June 25, 1999
KALAMAZOO -- Beginning this fall, Western Michigan University will offer a Doctor of Philosophy degree in Public Administration that emphasizes the role of research. Approval of the program was granted by the University's Board of Trustees at its June 25 meeting.
The Ph.D. program will replace the existing Doctor of Public Administration degree program which has been offered by WMU's School of Public Affairs and Administration since 1979. According to Dr. Peter Kobrak, professor of public administration and doctoral adviser for the program, changing the degree from D.P.A. to Ph.D. will give the program a much stronger emphasis in students' learning and becoming comfortable using qualitative and quantitative research methods.
"The D.P.A. was initiated at a time when this degree was viewed as the appropriate course of study for individuals who were practitioners, and it has served that purpose well," Kobrak says. "In more recent times, however, the Ph.D. has become the preferred degree by students and faculty across the nation because that degree adds research skills to the other competencies expected of public administrators."

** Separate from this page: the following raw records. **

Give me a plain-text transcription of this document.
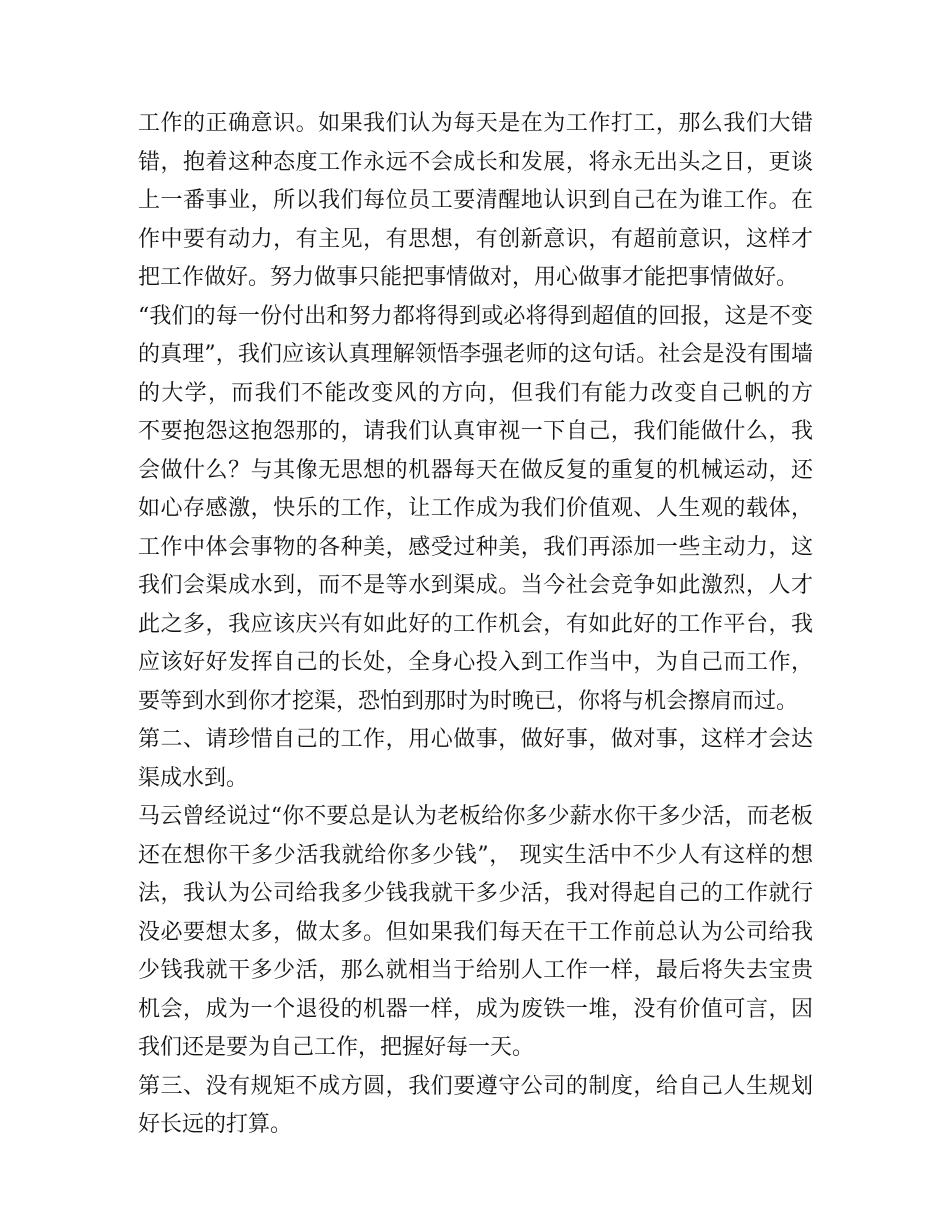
工作的正确意识。如果我们认为每天是在为工作打工，那么我们大错
错，抱着这种态度工作永远不会成长和发展，将永无出头之日，更谈
上一番事业，所以我们每位员工要清醒地认识到自己在为谁工作。在
作中要有动力，有主见，有思想，有创新意识，有超前意识，这样才
把工作做好。努力做事只能把事情做对，用心做事才能把事情做好。
“我们的每一份付出和努力都将得到或必将得到超值的回报，这是不变
的真理”，我们应该认真理解领悟李强老师的这句话。社会是没有围墙
的大学，而我们不能改变风的方向，但我们有能力改变自己帆的方
不要抱怨这抱怨那的，请我们认真审视一下自己，我们能做什么，我
会做什么？与其像无思想的机器每天在做反复的重复的机械运动，还
如心存感激，快乐的工作，让工作成为我们价值观、人生观的载体，
工作中体会事物的各种美，感受过种美，我们再添加一些主动力，这
我们会渠成水到，而不是等水到渠成。当今社会竞争如此激烈，人才
此之多，我应该庆兴有如此好的工作机会，有如此好的工作平台，我
应该好好发挥自己的长处，全身心投入到工作当中，为自己而工作，
要等到水到你才挖渠，恐怕到那时为时晚已，你将与机会擦肩而过。
第二、请珍惜自己的工作，用心做事，做好事，做对事，这样才会达
渠成水到。
马云曾经说过“你不要总是认为老板给你多少薪水你干多少活，而老板
还在想你干多少活我就给你多少钱”， 现实生活中不少人有这样的想
法，我认为公司给我多少钱我就干多少活，我对得起自己的工作就行
没必要想太多，做太多。但如果我们每天在干工作前总认为公司给我
少钱我就干多少活，那么就相当于给别人工作一样，最后将失去宝贵
机会，成为一个退役的机器一样，成为废铁一堆，没有价值可言，因
我们还是要为自己工作，把握好每一天。
第三、没有规矩不成方圆，我们要遵守公司的制度，给自己人生规划
好长远的打算。
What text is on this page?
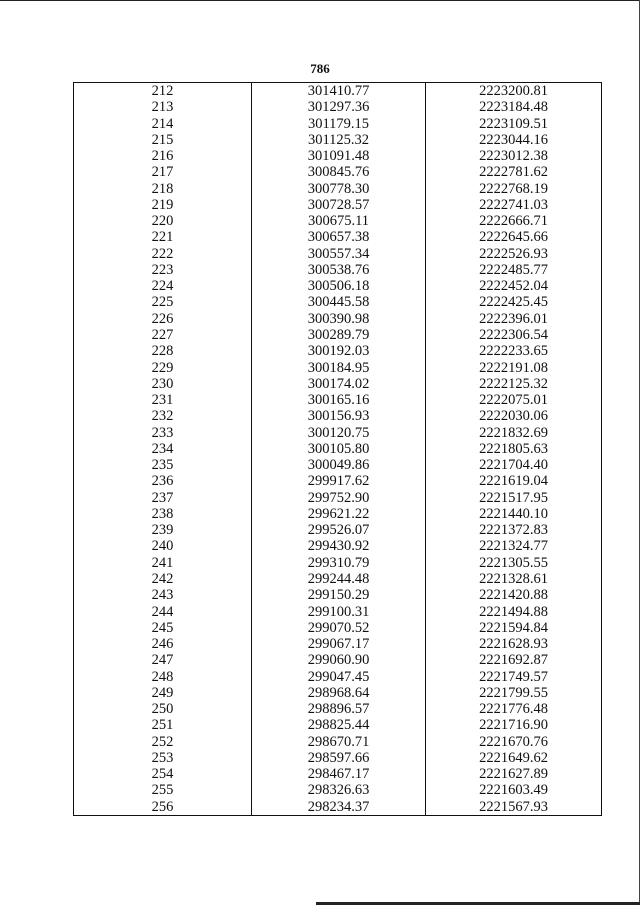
786
212	301410.77	2223200.81
213	301297.36	2223184.48
214	301179.15	2223109.51
215	301125.32	2223044.16
216	301091.48	2223012.38
217	300845.76	2222781.62
218	300778.30	2222768.19
219	300728.57	2222741.03
220	300675.11	2222666.71
221	300657.38	2222645.66
222	300557.34	2222526.93
223	300538.76	2222485.77
224	300506.18	2222452.04
225	300445.58	2222425.45
226	300390.98	2222396.01
227	300289.79	2222306.54
228	300192.03	2222233.65
229	300184.95	2222191.08
230	300174.02	2222125.32
231	300165.16	2222075.01
232	300156.93	2222030.06
233	300120.75	2221832.69
234	300105.80	2221805.63
235	300049.86	2221704.40
236	299917.62	2221619.04
237	299752.90	2221517.95
238	299621.22	2221440.10
239	299526.07	2221372.83
240	299430.92	2221324.77
241	299310.79	2221305.55
242	299244.48	2221328.61
243	299150.29	2221420.88
244	299100.31	2221494.88
245	299070.52	2221594.84
246	299067.17	2221628.93
247	299060.90	2221692.87
248	299047.45	2221749.57
249	298968.64	2221799.55
250	298896.57	2221776.48
251	298825.44	2221716.90
252	298670.71	2221670.76
253	298597.66	2221649.62
254	298467.17	2221627.89
255	298326.63	2221603.49
256	298234.37	2221567.93
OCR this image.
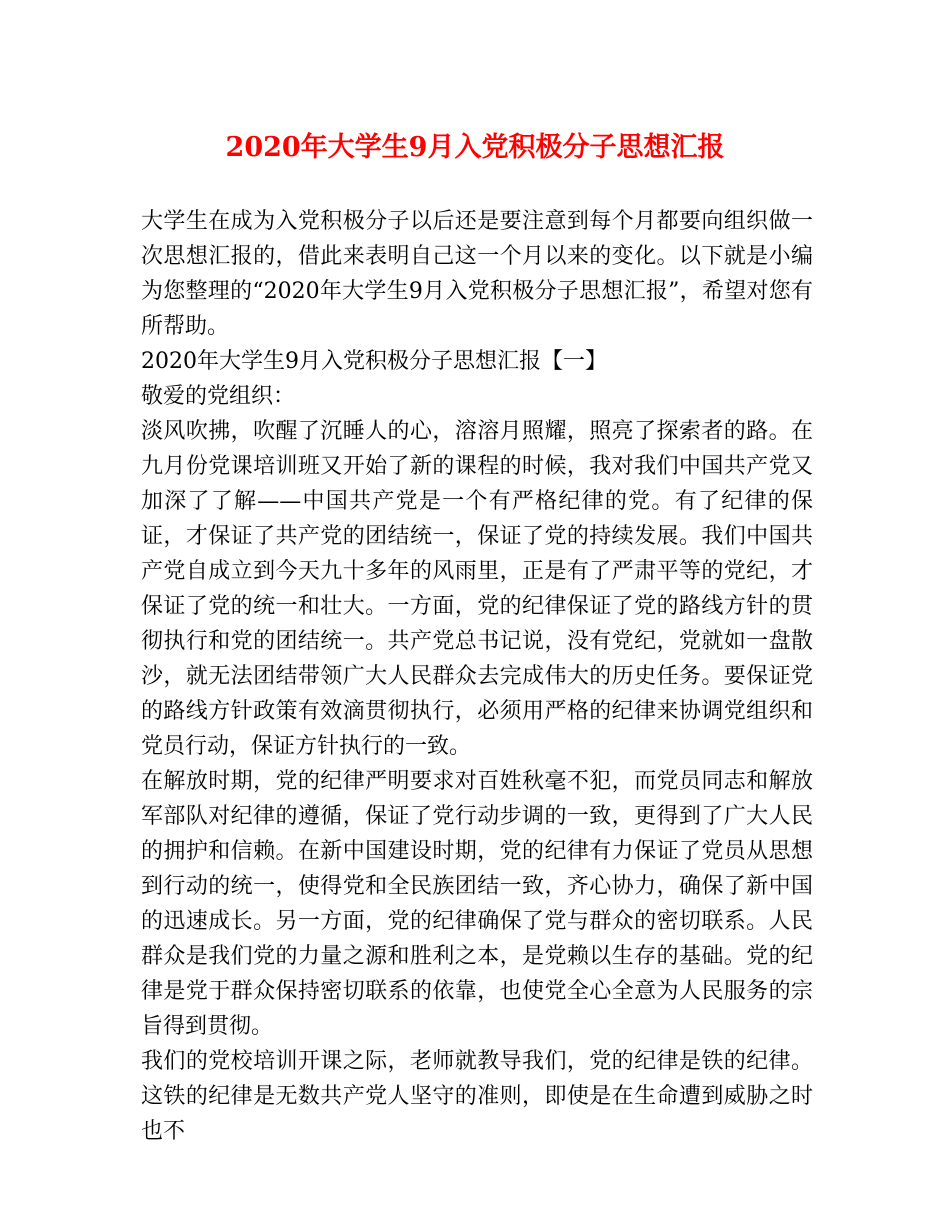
2020年大学生9月入党积极分子思想汇报

大学生在成为入党积极分子以后还是要注意到每个月都要向组织做一次思想汇报的，借此来表明自己这一个月以来的变化。以下就是小编为您整理的“2020年大学生9月入党积极分子思想汇报”，希望对您有所帮助。

2020年大学生9月入党积极分子思想汇报【一】

敬爱的党组织：

淡风吹拂，吹醒了沉睡人的心，溶溶月照耀，照亮了探索者的路。在九月份党课培训班又开始了新的课程的时候，我对我们中国共产党又加深了了解——中国共产党是一个有严格纪律的党。有了纪律的保证，才保证了共产党的团结统一，保证了党的持续发展。我们中国共产党自成立到今天九十多年的风雨里，正是有了严肃平等的党纪，才保证了党的统一和壮大。一方面，党的纪律保证了党的路线方针的贯彻执行和党的团结统一。共产党总书记说，没有党纪，党就如一盘散沙，就无法团结带领广大人民群众去完成伟大的历史任务。要保证党的路线方针政策有效滴贯彻执行，必须用严格的纪律来协调党组织和党员行动，保证方针执行的一致。

在解放时期，党的纪律严明要求对百姓秋毫不犯，而党员同志和解放军部队对纪律的遵循，保证了党行动步调的一致，更得到了广大人民的拥护和信赖。在新中国建设时期，党的纪律有力保证了党员从思想到行动的统一，使得党和全民族团结一致，齐心协力，确保了新中国的迅速成长。另一方面，党的纪律确保了党与群众的密切联系。人民群众是我们党的力量之源和胜利之本，是党赖以生存的基础。党的纪律是党于群众保持密切联系的依靠，也使党全心全意为人民服务的宗旨得到贯彻。

我们的党校培训开课之际，老师就教导我们，党的纪律是铁的纪律。这铁的纪律是无数共产党人坚守的准则，即使是在生命遭到威胁之时也不
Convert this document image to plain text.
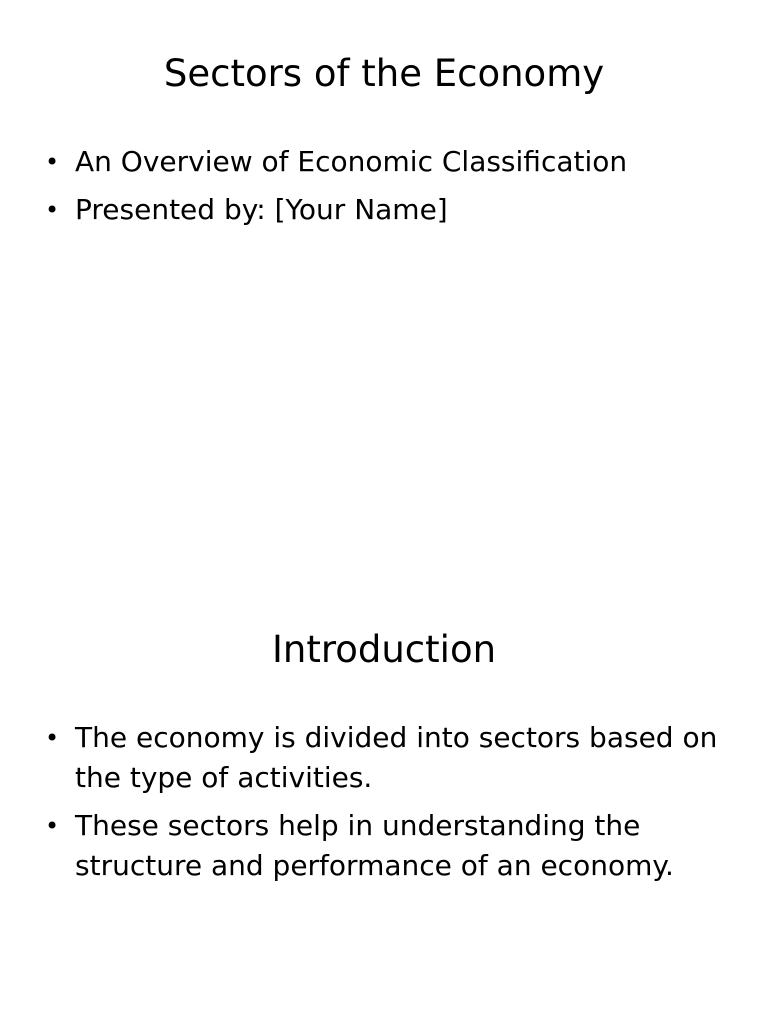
Sectors of the Economy
• An Overview of Economic Classification
• Presented by: [Your Name]
Introduction
• The economy is divided into sectors based on the type of activities.
• These sectors help in understanding the structure and performance of an economy.
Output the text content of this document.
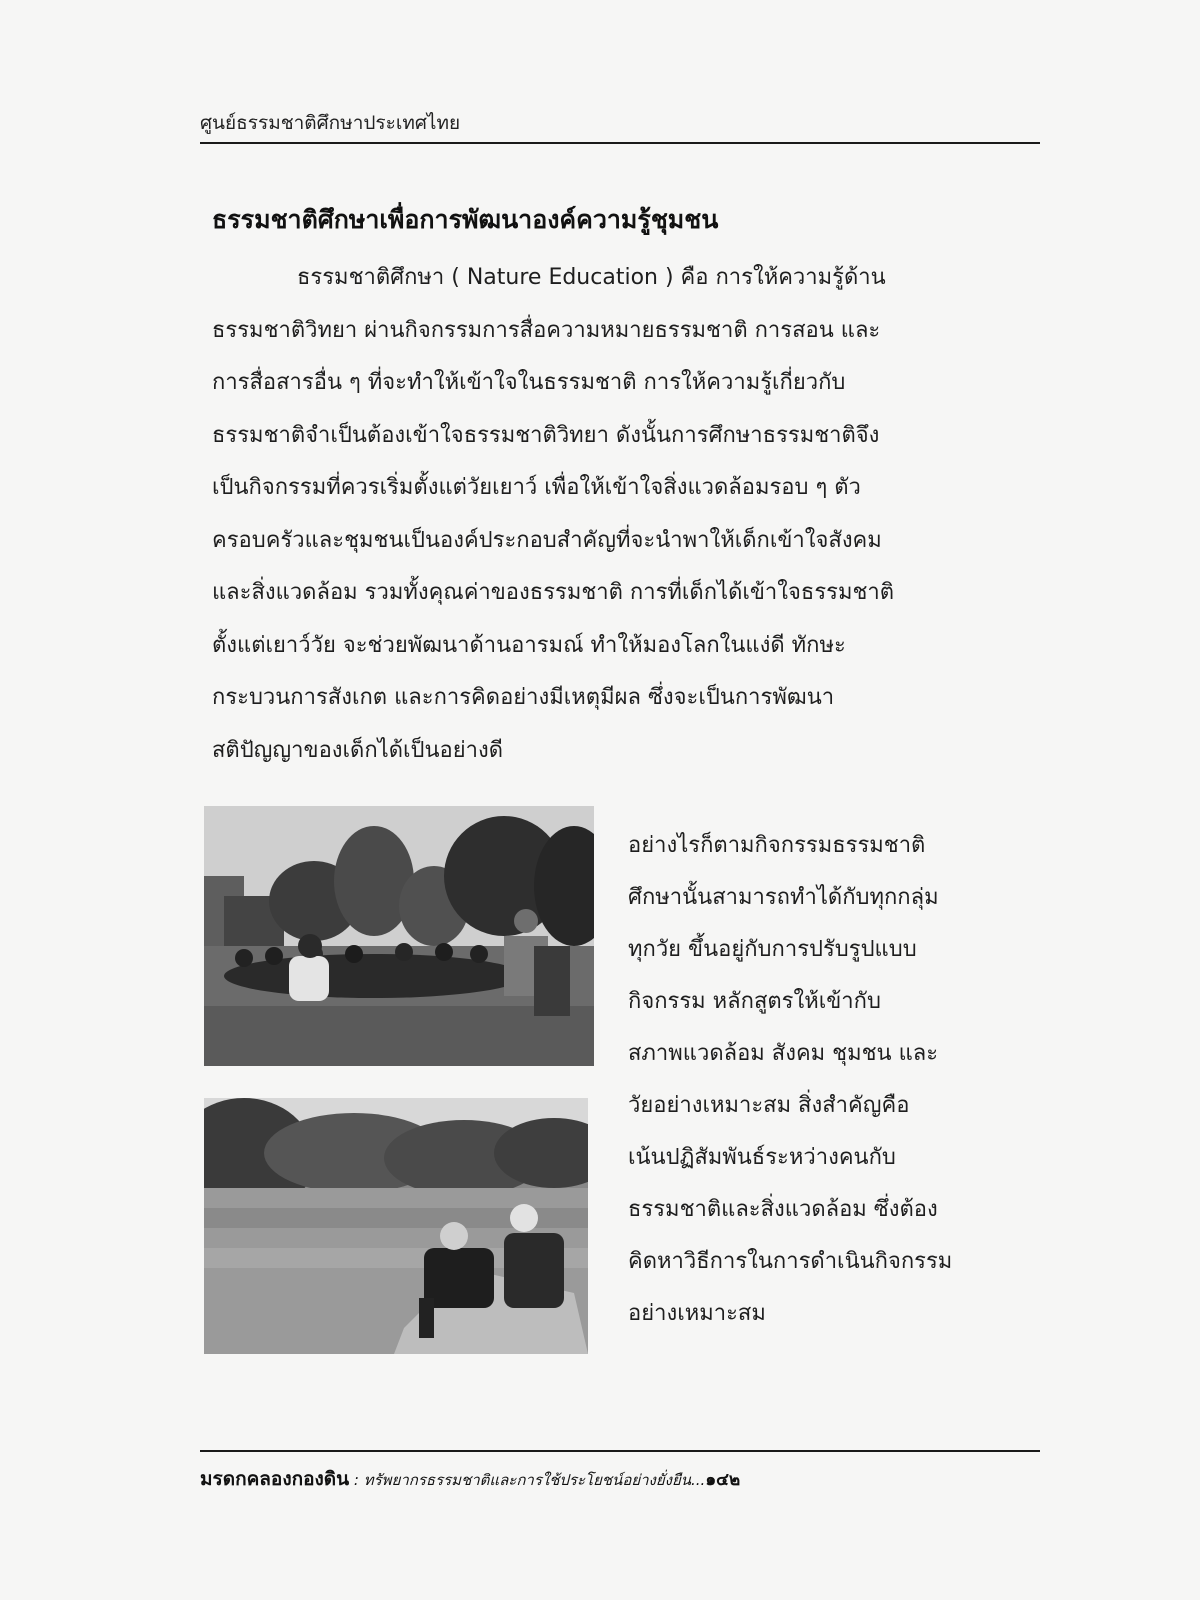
ศูนย์ธรรมชาติศึกษาประเทศไทย
ธรรมชาติศึกษาเพื่อการพัฒนาองค์ความรู้ชุมชน

ธรรมชาติศึกษา ( Nature Education ) คือ การให้ความรู้ด้าน
ธรรมชาติวิทยา ผ่านกิจกรรมการสื่อความหมายธรรมชาติ การสอน และ
การสื่อสารอื่น ๆ ที่จะทำให้เข้าใจในธรรมชาติ การให้ความรู้เกี่ยวกับ
ธรรมชาติจำเป็นต้องเข้าใจธรรมชาติวิทยา ดังนั้นการศึกษาธรรมชาติจึง
เป็นกิจกรรมที่ควรเริ่มตั้งแต่วัยเยาว์ เพื่อให้เข้าใจสิ่งแวดล้อมรอบ ๆ ตัว
ครอบครัวและชุมชนเป็นองค์ประกอบสำคัญที่จะนำพาให้เด็กเข้าใจสังคม
และสิ่งแวดล้อม รวมทั้งคุณค่าของธรรมชาติ การที่เด็กได้เข้าใจธรรมชาติ
ตั้งแต่เยาว์วัย จะช่วยพัฒนาด้านอารมณ์ ทำให้มองโลกในแง่ดี ทักษะ
กระบวนการสังเกต และการคิดอย่างมีเหตุมีผล ซึ่งจะเป็นการพัฒนา
สติปัญญาของเด็กได้เป็นอย่างดี

อย่างไรก็ตามกิจกรรมธรรมชาติ
ศึกษานั้นสามารถทำได้กับทุกกลุ่ม
ทุกวัย ขึ้นอยู่กับการปรับรูปแบบ
กิจกรรม หลักสูตรให้เข้ากับ
สภาพแวดล้อม สังคม ชุมชน และ
วัยอย่างเหมาะสม สิ่งสำคัญคือ
เน้นปฏิสัมพันธ์ระหว่างคนกับ
ธรรมชาติและสิ่งแวดล้อม ซึ่งต้อง
คิดหาวิธีการในการดำเนินกิจกรรม
อย่างเหมาะสม

มรดกคลองกองดิน : ทรัพยากรธรรมชาติและการใช้ประโยชน์อย่างยั่งยืน...๑๔๒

The new Ph.D. Program in public affairs and administration is designed to provide the upper management ranks of government with executives who have excellent skills in leadership, public management and research and to educate non-profit administrators and future college educators. The content of the new curriculum will devote more attention to the governing process, the discipline's intellectual history and the future of public management.
"We will continue to focus on policy analysis and public management in the new curriculum," says Kobrak, "but we will now encourage more original student research and exchange of information in a seminar format."
Completion of the degree will provide doctoral graduates with the background to perform independent research on theoretical public administration concerns and issues, to analyze a wider range of alternative policies and to weigh competing choices in the decision-making process.
The program will offer classes in Kalamazoo and Lansing and is expected to enroll 15 students a year. WMU, which also has the largest master's degree programs in public administration in the Midwest, has awarded the D.P.A. degree to 42 persons.
The new program has been approved through the University's curricular review process and has been endorsed by the academic officers of the Presidents Council of State Universities.